Globally, our industry has had more collisions at sea and machinery failures in 2016–18 than we did in 2014–16. We have more vessels at sea today than we have ever had, and yet we have determined that buying the cheapest ships in China is part of our professional way of life. Our seafarers have never been cheaper in relative terms, nor has the cost of shipping itself.

The reason the UK government has determined maritime safety as one of its central policy issues in Maritime 2050 is, I imagine, because it is well aware that the industry is unsafe globally. For 70 years, we have known the dangers of seafarers entering confined spaces and remaining there – dead. So, we crafted technically based regulations and demanded that portable marine safety equipment were available for the crew to use. Still, they perish. This is a failure of implementation, and implementation only occurs in an environment where the wellbeing of those under command is the leader’s first duty and priority.

Although best practice exists, they only exist in our best operators and these are a minority in our industry. Over the last 20 years, the growth of ship management is attributable to the lower cost advantage it gave to the owner, revealing an owner’s interest.

What is a typical and unsafe shipping company’s structure? The owner might be based in London, Hamburg, or Athens. The ship will be registered as a single-purpose company in the most tax-efficient domicile. The ship might be flagged in Panama or Liberia, the two most common ‘flag states’ globally. It may be ‘classed’ under any number of classification societies, and it is no coincidence that owners appoint high-quality classification societies while being regulated in the lowest-quality domiciles. If they do not, then their cargo owners or charters will not use them.

The officers and crew will be recruited from countries with the lowest labour rate. This is why the industry is manning itself with Filipinos (average GDP per capita USD3,104 per annum), Burmese (average GDP per head USD1,490 per annum), and Nepalese (average GDP per head USD775 per annum). The majority of contracts is won on price alone – the cheapest food, the cheapest water, and the cheapest rope itself.

In the UK, the Maritime Coastguard Agency (MCA) struggles to maintain its establishment of 128 highly qualified former master mariners and former chief engineers to be its inspectors and surveyors. How many of their counterparts exist in Panama or Liberia? While the UK maritime sector constantly concerns itself with the MCA and the Marine Accidental Investigation Branch (which generate some of the finest marine accident reports globally), what conference have you attended at any time, in the last 30 years, where speakers have expressed concern as to Liberia’s or Panama’s equivalent establishment or commented in reverential terms as to the quality of their accident reports?
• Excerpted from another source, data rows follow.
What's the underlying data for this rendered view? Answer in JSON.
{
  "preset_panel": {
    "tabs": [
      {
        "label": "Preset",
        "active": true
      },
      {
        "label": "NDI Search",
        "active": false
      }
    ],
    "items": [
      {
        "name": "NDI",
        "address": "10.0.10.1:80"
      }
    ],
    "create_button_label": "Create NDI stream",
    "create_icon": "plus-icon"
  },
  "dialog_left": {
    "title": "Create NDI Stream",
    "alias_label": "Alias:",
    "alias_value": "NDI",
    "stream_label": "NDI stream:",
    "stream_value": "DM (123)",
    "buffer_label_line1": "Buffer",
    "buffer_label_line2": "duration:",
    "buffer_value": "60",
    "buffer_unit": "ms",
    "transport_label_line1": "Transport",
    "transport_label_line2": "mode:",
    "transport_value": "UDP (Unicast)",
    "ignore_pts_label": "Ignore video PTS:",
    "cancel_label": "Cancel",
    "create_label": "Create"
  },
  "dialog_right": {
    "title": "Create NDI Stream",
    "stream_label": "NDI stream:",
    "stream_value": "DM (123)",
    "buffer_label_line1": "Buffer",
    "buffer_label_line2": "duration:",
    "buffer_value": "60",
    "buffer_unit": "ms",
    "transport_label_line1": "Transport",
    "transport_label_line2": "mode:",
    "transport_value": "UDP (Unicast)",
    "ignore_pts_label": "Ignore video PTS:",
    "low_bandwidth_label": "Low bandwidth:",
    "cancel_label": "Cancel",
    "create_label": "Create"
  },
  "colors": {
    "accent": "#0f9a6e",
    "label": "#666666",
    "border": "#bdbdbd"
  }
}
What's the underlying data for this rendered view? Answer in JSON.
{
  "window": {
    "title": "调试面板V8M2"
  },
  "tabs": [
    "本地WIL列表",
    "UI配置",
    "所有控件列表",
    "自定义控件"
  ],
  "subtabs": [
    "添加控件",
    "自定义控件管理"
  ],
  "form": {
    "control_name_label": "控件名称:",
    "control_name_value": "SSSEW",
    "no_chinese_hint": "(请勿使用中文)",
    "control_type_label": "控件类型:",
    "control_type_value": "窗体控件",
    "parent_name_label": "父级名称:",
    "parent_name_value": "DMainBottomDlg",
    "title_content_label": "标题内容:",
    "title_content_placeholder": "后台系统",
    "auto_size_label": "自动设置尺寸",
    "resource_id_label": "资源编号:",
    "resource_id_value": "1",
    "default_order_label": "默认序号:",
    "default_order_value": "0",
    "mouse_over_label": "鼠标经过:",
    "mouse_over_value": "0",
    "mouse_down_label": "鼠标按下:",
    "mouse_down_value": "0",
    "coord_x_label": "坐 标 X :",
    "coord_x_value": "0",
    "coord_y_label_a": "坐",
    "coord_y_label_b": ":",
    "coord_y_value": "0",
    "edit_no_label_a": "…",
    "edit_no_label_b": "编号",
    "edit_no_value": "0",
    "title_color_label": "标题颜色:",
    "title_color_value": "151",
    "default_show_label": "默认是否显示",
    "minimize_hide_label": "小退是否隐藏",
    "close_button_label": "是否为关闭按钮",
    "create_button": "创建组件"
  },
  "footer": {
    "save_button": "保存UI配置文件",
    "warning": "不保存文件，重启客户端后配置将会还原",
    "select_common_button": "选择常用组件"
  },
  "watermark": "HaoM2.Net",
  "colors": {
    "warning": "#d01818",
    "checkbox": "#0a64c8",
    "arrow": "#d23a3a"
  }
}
The International Maritime Organization has the convening authority of the finest multi-lateral organisations globally. However, as a United Nations body, it can only “get better” if our member states make it so. Hence, in this year of Maritime 2050, is it the time for the UK to lead the global maritime industry to being a safe one by being its most strident member state, telling the world that our industry has had enough loss of life, enough of modern slavery, enough crippling and life-changing injuries, enough mental impedance, and that it must all stop.

There can be no higher calling in our industry than eradicating unsafe practices, preserving lives at sea or eradicating the stain of modern slavery from our seas.